Everything with a lithium battery has this operation to prevent the batteries catching on fire - literally.
The old battery tech would trickle-charge once at 100% and if you were using it while plugged in, the actual power to run would come from the charging circuit.
The new stuff - including your Evo - charges to 100% and then immediately starts running on battery. When it hits its low point, 92~93% on the Evo, it starts charging again - other devices hit theirs at the 95~96% mark - it's make/model dependent.
If you take your phone off the charger the moment it hits green, assuming a non-damaged phone/battery, it will show 100% and not drop quickly - because it's really at 100%.
If you wait and take it off, it'll show 100%, but really be lower and it takes several minutes for the actual power levels to update.
This gives the appearance of rapid battery drop or failure to charge to full power - but that's not the case. Laptops behave in exactly this same way - except people often buy laptop batteries unnecessarily over this misunderstanding.

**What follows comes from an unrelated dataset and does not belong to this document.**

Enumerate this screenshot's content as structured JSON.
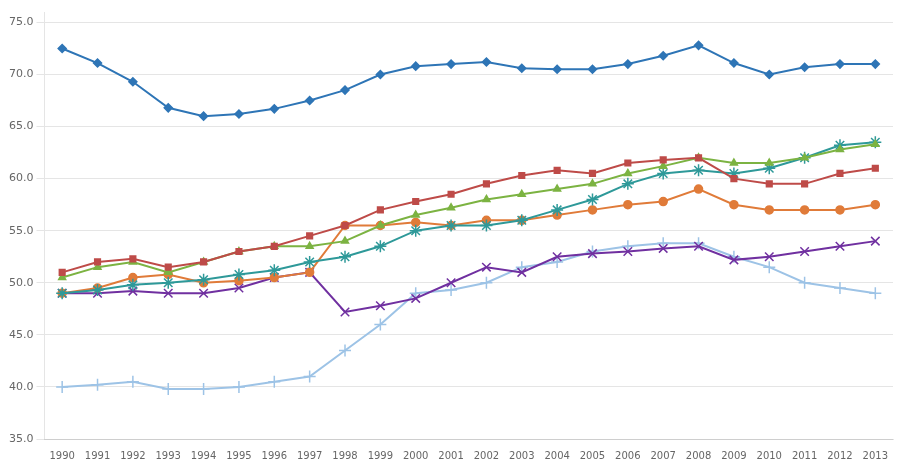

If you were to magically be able to graph anything with a lithium battery charging, it would kinda trace out what looks like a rollercoaster - up to 100%, down to the low set-point, up to 100%, down to the low set-point and so forth.
How fast it drops on the charger depends on what processes you may have running and updating overnight - that will vary for each user.
As for the Shift specifically - it's going to behave the same way by definition, but it's not as noticeable. The components in the Shift are just way more energy efficient than the Evo - and it's sporting the Evo's battery. So - it's already going to rollercoaster way less than the Evo - and I suspect that they've raised the set-point to 95% or above - because with this silicon, they can.
Hope I made a lick of sense somewhere there.